3.15 miles
trestle turn around
56 degrees
Excellent weather this morning for a run. I decided to run without stopping to walk, instead of doing the 9/1, just to see if I could do it. I could. At the end of the run, a thought: I should do a 3 mile run like this on the first of each month and compare times and effort. Maybe I should do this test twice a month?
The thing I remember most about the run was the orange light. It’s from wildfires up in Canada. I didn’t see an orange sun, or orange light in the sky. I saw orange light on the paved trail. Strange. I wondered if it really looked orange, or it just felt orange. And, was anyone else seeing the light on the trail and thinking, orange?
The thing I remember second most was the cottonwood fuzz, everywhere. Lining the trail, turning the grass pale green. I think I inhaled some; it got caught in my throat and made it hard to breathe.
There were chatty bikers and small packs of runners and walkers, a few dogs. I think I might have heard the rowers briefly. I didn’t look for the river or hear any geese. I did witness a car ignore a stop sign. And I admired another runner’s bright orange compression socks. I noticed that the grass near the trail had been trimmed and wondered how short the parks had trimmed it. No more rubbery dandelion stalks.
To keep a steady pace, I chanted in triple berries: strawberry / blueberry / raspberry
Picked up Brian Teare’s Companion Grasses from the library.

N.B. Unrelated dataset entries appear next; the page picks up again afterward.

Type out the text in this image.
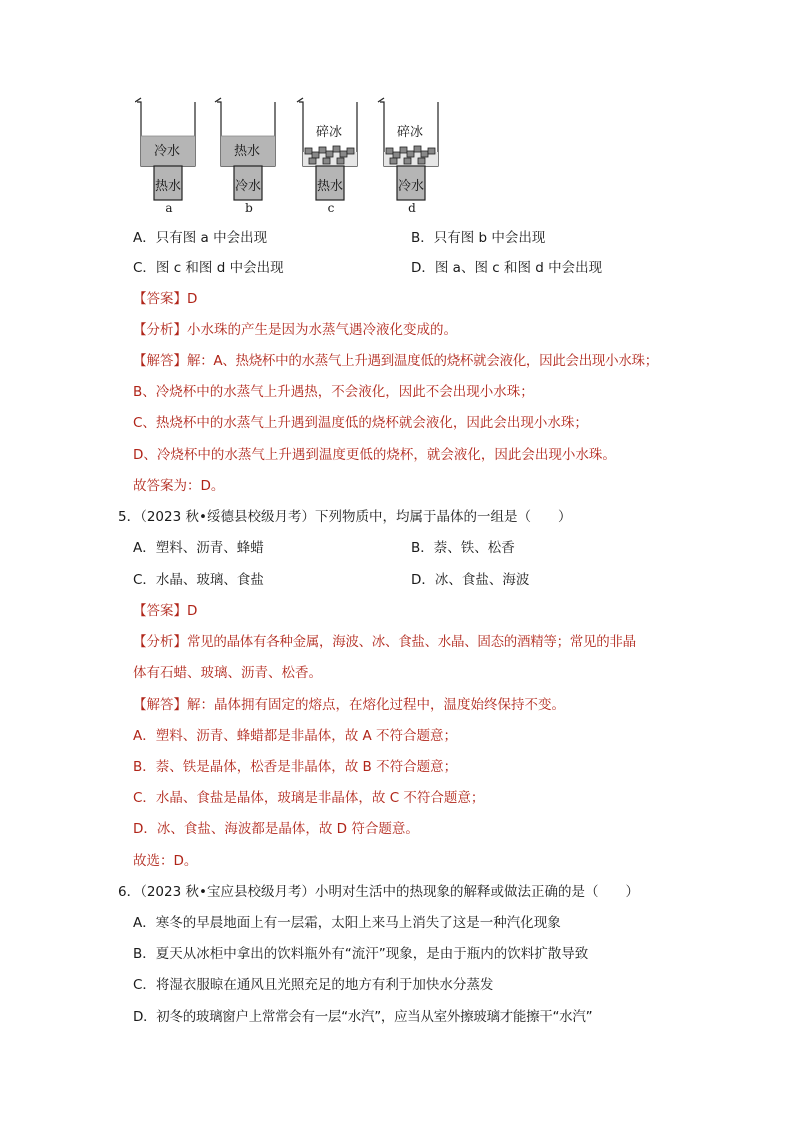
冷水
热水
热水
冷水
碎冰
热水
碎冰
冷水
a	b	c	d
A．只有图 a 中会出现	B．只有图 b 中会出现
C．图 c 和图 d 中会出现	D．图 a、图 c 和图 d 中会出现
【答案】D
【分析】小水珠的产生是因为水蒸气遇冷液化变成的。
【解答】解：A、热烧杯中的水蒸气上升遇到温度低的烧杯就会液化，因此会出现小水珠；
B、冷烧杯中的水蒸气上升遇热，不会液化，因此不会出现小水珠；
C、热烧杯中的水蒸气上升遇到温度低的烧杯就会液化，因此会出现小水珠；
D、冷烧杯中的水蒸气上升遇到温度更低的烧杯，就会液化，因此会出现小水珠。
故答案为：D。
5．（2023 秋•绥德县校级月考）下列物质中，均属于晶体的一组是（　　）
A．塑料、沥青、蜂蜡	B．萘、铁、松香
C．水晶、玻璃、食盐	D．冰、食盐、海波
【答案】D
【分析】常见的晶体有各种金属，海波、冰、食盐、水晶、固态的酒精等；常见的非晶
体有石蜡、玻璃、沥青、松香。
【解答】解：晶体拥有固定的熔点，在熔化过程中，温度始终保持不变。
A．塑料、沥青、蜂蜡都是非晶体，故 A 不符合题意；
B．萘、铁是晶体，松香是非晶体，故 B 不符合题意；
C．水晶、食盐是晶体，玻璃是非晶体，故 C 不符合题意；
D．冰、食盐、海波都是晶体，故 D 符合题意。
故选：D。
6．（2023 秋•宝应县校级月考）小明对生活中的热现象的解释或做法正确的是（　　）
A．寒冬的早晨地面上有一层霜，太阳上来马上消失了这是一种汽化现象
B．夏天从冰柜中拿出的饮料瓶外有“流汗”现象，是由于瓶内的饮料扩散导致
C．将湿衣服晾在通风且光照充足的地方有利于加快水分蒸发
D．初冬的玻璃窗户上常常会有一层“水汽”，应当从室外擦玻璃才能擦干“水汽”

I’m particularly inspired by the sections/pieces/poems? that combine his hiking notes with descriptions and references to other thinkers.
from Tall Flatsedge Notebook/ Brian Teare
A mile’s hike outside the fence-enclosed vista point
we sat hillside so inside experience I wrote the wrong date
down–March twenty second–noticing no thought
but things : “when I think they animate my interior speech,
they haunt it as the little phrase.” Oceans tilted, the whole thing
leaning green, coastal prairie poised pre-Spring
a prosody for seeing landscape as aural, ambient trick
to hear the ear’s eye : far bass, near treble, I saw
I heard
low drone wind
cut by distant cliffs’ sheer fall
Above it below the hill
surf’s purr
& nearer
wind-shirred grass
bright brown birdsong
in back of one bee far
barking seals–
*
I wanted a hello sort of like I know you as if
to call a grass a subject like I can’t back home :
urbanity : a class-based lack of grasses shared
people, fog, sidewalks, architecture, money,
the smells of jasmine & feces, & five sounds :
suck of tread in water
window clicking against frame
recycling knicked from bins
footsteps above
heater’s hiss
A few pages later, he offers this quote:
at the edge
of what is bearable
in an image.
In the margins he provides a source: The Object Stares Back/ James Elkins. I looked this source up and got very excited. It’s all about how we see and our myths about what we think we’re seeing and doing when we see. Very cool. I requested the book from the libary; it should be ready in a few days.